In the second debate between Craig A. Evans and Bart D. Ehrman (see “Ehrman-Evans 2012 debates”) Evans was asked about the miraculous as relates to doing history. The question was framed in such as way as to discover whether or not Evans is consistent when he reads claims about miracles in ancient literature. In other words, does he accept Christian claims while denying others? If so, why?
Well, Evans does give miracles a fair hearing even in literature not related to Judaism/Christianity. He noted that one of his presuppositions is theism. Although he is a Christian theist he does not deny the possibility of miraculous actions in history. Of course, Ehrman’s agnosticism makes him very skeptical to such reports if not completely closed to them.
I feel the same way. If I read an account where something “miraculous” took place I don’t know that I automatically agree that the interpretation of the event demands divine intervention (or the intervention of unseen forces like spirits, angels, or demons), but I am not closed to the possibility. I did come into Christianity through Pentecostalism!

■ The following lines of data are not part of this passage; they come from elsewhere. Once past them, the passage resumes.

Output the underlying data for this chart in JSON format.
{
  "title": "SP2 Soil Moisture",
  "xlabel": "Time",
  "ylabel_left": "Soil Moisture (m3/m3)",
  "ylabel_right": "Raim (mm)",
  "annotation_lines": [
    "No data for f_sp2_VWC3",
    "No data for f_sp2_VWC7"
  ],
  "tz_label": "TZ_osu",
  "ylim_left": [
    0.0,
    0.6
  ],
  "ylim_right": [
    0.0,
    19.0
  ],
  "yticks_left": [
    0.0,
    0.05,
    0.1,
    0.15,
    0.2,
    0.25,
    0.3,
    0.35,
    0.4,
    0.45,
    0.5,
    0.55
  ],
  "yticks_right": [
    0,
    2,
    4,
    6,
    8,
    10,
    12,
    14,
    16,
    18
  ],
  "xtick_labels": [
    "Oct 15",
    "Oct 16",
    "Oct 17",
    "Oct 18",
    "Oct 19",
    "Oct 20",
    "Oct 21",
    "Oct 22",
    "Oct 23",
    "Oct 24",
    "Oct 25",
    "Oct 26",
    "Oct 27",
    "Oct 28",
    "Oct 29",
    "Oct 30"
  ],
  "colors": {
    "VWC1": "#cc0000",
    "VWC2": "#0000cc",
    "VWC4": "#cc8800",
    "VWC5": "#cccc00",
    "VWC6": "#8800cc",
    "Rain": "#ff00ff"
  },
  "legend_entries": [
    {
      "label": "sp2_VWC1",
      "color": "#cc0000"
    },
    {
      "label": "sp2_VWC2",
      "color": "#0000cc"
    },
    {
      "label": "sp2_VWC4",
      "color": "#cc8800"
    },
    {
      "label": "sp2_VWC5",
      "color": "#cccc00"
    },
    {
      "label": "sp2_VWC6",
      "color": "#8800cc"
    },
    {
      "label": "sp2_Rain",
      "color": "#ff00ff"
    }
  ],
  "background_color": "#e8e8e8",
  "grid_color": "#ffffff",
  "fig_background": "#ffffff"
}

That said, I wonder if we should leave room in our historiography for complete affirmation or denial of miraculous events. In other words, do I believe Jesus healed a blind man and raised some dead people? Yes. Do I think we can verify this historically? I’m not sure.
Remember, there are people present in some narratives where Jesus does the miraculous and they attribute it the work of Beelzebub. The event happens, some see a miracle of God, some see a work of Satan. I think historiography allows us to admit this before we make the next step where we say what we subjectively think about the event.
What can we verify? We can suggest that there is a strong probability that followers of Jesus saw him do things that they could not explain that they attributed to the work of God. This is an interpretation of the events though. At best, we know Jesus did enough to cause people to see him as a miracle worker. I don’t know if doing history allows one to makes claims that God did this or that.
Does this mean one cannot strongly believe that God did do this or that? Of course not! When we do history and construct histories we cannot do it without our presuppositions and worldviews bleeding into our historiography. Eventually all history moves from the data to interpretations of the data to a narrative constructed around that interpretation.
If someone is not a Christian they will likely say (data) people believed that Jesus healed a blind man, but (interpretation) there is likely some natural explanation or mythology developed based on crowd hype, therefore (narrative) we have a Jesus who was a perceived miracle worker though we “know” no one can do those things.
On the other hand a Christian see the data but (interpretation) it was a work of God like the Evangelists interpreted it to be and therefore (narrative) Jesus’ miracles prove A,B, and C about him.
At the end of the day history is not a science. It isn’t just an art either, but it may come closer to the latter than the former. Eventually our “histories” are interpretations of the data. We “know” things to some extent (I appreciate the insights of critical realists), but we use a subjective lens.